By Medium Rare
Sagittarius (Nov. 22 – Dec. 21)
Hark! You pass your days in a strange time, a time when the moon is still in the sky and water splish-splashes across the land. Compared to the infinite void to come, this era is unique and very special. You have so much at your fingertips, so seize the day and put on a trippy video game soundtrack — at the very least it will drown out the Michael Bublé winter music playing in the grocery store.
Capricorn (Dec. 22 – Jan. 19)
You come out of your delirium trundling through the snowy forest, your clothes tattered and missing a boot. Your breath billows forth like a smokestack but you don’t feel the cold. You are resolute: your children and/or parent and/or wifi password are/is locked in the spooky castle up on the ridge, and this is the month you finally get them/he/she/it back.

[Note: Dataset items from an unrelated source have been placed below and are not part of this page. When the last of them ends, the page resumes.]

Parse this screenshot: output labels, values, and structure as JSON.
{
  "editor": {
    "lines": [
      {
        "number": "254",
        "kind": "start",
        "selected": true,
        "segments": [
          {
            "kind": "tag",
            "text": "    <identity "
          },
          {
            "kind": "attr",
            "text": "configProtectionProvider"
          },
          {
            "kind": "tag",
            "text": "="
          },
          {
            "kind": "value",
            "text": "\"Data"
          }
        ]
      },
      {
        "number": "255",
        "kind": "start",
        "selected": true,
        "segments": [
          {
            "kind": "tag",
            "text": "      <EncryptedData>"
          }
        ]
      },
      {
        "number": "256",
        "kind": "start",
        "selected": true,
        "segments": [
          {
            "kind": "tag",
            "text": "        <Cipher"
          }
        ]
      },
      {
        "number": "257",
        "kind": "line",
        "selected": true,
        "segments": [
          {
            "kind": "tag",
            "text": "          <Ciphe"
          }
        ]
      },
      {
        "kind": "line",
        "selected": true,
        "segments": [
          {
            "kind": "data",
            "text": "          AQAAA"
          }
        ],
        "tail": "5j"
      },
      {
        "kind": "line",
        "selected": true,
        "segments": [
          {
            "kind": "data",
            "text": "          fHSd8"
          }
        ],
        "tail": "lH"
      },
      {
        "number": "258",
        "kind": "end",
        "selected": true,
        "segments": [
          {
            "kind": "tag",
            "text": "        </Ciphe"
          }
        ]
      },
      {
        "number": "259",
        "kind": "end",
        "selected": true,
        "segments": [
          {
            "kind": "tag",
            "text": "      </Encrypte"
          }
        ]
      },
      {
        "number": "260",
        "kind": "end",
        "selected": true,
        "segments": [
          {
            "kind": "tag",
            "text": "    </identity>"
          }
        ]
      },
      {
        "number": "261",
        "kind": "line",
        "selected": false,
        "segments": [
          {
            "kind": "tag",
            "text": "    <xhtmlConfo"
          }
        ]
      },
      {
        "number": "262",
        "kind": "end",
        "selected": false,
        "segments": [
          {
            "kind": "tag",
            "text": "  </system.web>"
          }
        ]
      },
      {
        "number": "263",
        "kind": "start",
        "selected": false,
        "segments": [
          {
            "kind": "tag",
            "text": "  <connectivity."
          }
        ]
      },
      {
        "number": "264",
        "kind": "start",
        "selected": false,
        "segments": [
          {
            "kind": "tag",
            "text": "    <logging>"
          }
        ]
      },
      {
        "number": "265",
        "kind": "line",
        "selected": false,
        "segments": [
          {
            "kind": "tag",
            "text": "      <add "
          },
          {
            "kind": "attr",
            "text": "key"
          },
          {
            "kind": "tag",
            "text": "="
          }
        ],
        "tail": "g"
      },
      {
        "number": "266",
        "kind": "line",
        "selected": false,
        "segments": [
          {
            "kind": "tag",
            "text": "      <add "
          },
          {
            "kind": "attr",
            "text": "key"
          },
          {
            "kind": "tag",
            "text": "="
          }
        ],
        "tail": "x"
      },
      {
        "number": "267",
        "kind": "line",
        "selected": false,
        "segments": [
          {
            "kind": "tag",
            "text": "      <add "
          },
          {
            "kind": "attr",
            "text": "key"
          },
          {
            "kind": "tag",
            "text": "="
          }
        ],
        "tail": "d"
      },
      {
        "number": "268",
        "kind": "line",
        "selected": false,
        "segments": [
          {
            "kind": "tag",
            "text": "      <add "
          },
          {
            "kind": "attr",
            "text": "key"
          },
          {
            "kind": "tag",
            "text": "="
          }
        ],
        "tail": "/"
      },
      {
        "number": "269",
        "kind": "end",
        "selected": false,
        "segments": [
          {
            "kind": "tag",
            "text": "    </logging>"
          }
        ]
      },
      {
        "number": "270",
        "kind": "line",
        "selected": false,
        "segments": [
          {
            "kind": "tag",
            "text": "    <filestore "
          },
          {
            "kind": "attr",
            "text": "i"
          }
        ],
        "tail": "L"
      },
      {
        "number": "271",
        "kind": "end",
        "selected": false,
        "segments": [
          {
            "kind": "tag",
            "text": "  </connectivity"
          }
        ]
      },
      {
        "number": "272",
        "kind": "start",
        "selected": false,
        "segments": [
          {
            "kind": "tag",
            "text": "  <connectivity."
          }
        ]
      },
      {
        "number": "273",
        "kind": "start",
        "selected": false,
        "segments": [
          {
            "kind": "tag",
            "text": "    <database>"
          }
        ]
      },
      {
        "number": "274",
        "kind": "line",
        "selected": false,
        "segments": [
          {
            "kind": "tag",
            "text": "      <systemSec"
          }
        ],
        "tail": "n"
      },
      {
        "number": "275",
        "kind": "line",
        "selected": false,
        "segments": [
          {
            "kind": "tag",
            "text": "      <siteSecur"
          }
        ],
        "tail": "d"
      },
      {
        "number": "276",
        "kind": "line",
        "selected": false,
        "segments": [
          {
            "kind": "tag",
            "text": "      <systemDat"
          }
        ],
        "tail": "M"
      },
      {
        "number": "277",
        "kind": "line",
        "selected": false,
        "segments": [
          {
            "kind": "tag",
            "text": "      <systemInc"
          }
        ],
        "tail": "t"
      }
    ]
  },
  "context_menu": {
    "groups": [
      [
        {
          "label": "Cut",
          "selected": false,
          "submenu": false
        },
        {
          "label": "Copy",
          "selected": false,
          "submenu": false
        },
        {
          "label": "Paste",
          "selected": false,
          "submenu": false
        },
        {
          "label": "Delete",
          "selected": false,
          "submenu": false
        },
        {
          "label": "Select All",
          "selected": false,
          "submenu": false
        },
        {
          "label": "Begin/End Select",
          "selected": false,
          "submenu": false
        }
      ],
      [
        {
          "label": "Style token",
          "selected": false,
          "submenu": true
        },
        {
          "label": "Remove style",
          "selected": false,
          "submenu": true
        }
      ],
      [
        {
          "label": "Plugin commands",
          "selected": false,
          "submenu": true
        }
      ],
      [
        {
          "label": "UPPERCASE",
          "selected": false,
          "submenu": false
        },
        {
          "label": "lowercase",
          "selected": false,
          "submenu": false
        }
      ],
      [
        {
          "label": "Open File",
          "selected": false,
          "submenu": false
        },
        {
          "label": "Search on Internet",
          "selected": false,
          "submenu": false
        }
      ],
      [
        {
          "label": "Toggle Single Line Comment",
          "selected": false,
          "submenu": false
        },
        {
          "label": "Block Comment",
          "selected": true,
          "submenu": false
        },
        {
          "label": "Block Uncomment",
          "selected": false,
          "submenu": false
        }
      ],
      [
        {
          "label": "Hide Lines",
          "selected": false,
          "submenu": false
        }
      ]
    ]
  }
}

Aquarius (Jan. 20 – Feb. 18)
You’ve been lying to yourself for too long: you need to pee, and that awful sensation isn’t going anywhere until you get out of bed and deal with it. You can pretend it’s not that serious, that maybe, just maybe, you can fall back asleep if you just relax, but you know in your heart that’s impossible. You’re going to have to get up, Water-Bearer. This is the winter you finally pee.
Pisces (Feb. 19 – March 20)
This is the month you begin the transformation into your final form: that of the ichthyocentaur! You have the upper body of a human, the legs of a horse, and the tail of a fish — and you’re out for revenge. No longer will you tolerate the ridicule of an unjust society that doesn’t understand you. This is the month where you fight back against your oppressors, starting with your landlord. Also please let us know what ichthyocentaurs like to eat before inviting us to your next potluck.
Aries (March 21 – April 19)
You and you alone know the truth, isn’t that right, Aries? You might be a sheep, but at least you’re not one of the sheeple. You took the red pill AND the blue pill (and the one pill and the two pill) so now you can see the world for what it really is: spoons, spoons, spoons all the way down. You always suspected there was something special about you, and you were right: you’re a wizard, Aries.
Taurus (April 20 – May 20)
You were sitting on the grass under your favorite cork tree when you received the notice: “eviction for demolition.” Turned out a developer wanted to convert your beloved tree into Cork Gardens, a proposed mixed-use 29-story luxury condominium with some of the best views in the pasture and “affordable” units selling for a mere 700k. You and the other bulls called BS, then you organized, then you ran your foe out of town. This month don’t let anyone push you around.
100% science-backed advice that is guaranteed to help you survive the winter
Gemini (May 21 – June 20)
Just because you’re a set of twins doesn’t mean you should drink for two. For that matter, consider not drinking for one. Nothing says ‘committed to fighting the power’ like not dropping your hard earned scrilla on an addictive substance that only makes you less able to resist. Find another excuse to be naughty this snowflake season.
Cancer (June 21 – July 22)
“Community” was a TV show that, while sometimes problematic, had a lot of really good episodes. It had a nice moral about togetherness and sticking up for the people you care about. There was also something profound, even existential, about trying to make the most of the life you have and not privileging the life that others sell to you. Oh right, horoscopes… Okay Cancer, your lucky number this month is 8.
Leo (July 23 – Aug. 22)
You don’t care much for the cold and you miss the savannah. You’re sick of the interminable paperwork, what they call “freezing rain,” and the complete lack of zebra meat. You long for the summer days when you could run naked through the streets with your pride on display, ready for anything. Oh, for it to be another season than the one it is, but alas! Better get yourself a space heater or a cuddle buddy. The winter is happening.
Virgo (Aug. 23 – Sept. 22)
You are a diligent worker bee and you look good doing it, but perhaps this is the month you shed your jumpsuit and slip into something a little more comfortable. Have you considered draping yourself in velvet?
Libra (Sept. 23 – Oct. 22)
Things you’ll need this month: a pen, something to write on, a facemask, a toy gun with the orange nib pulled off, the address of a bank, a sack with a dollar sign on it, a fixed gear bicycle, a place to lay low, canned food, bottled water, smokes, more smokes, better friends who won’t rat you out, gentler arresting officers, your phone call, bail money, a good lawyer.
Scorpio (Oct. 23 – Nov. 21)
You’re sick of people saying you’re a predatory arachnid with poison in your butt. I mean, yes, you should maybe stop butt-stabbing frogs who were just trying to carry you across the river… But then again, maybe that behavior is just in your nature. Actually forget what I said: this month don’t sweat the small stuff. There are lots of frogs. You’re good.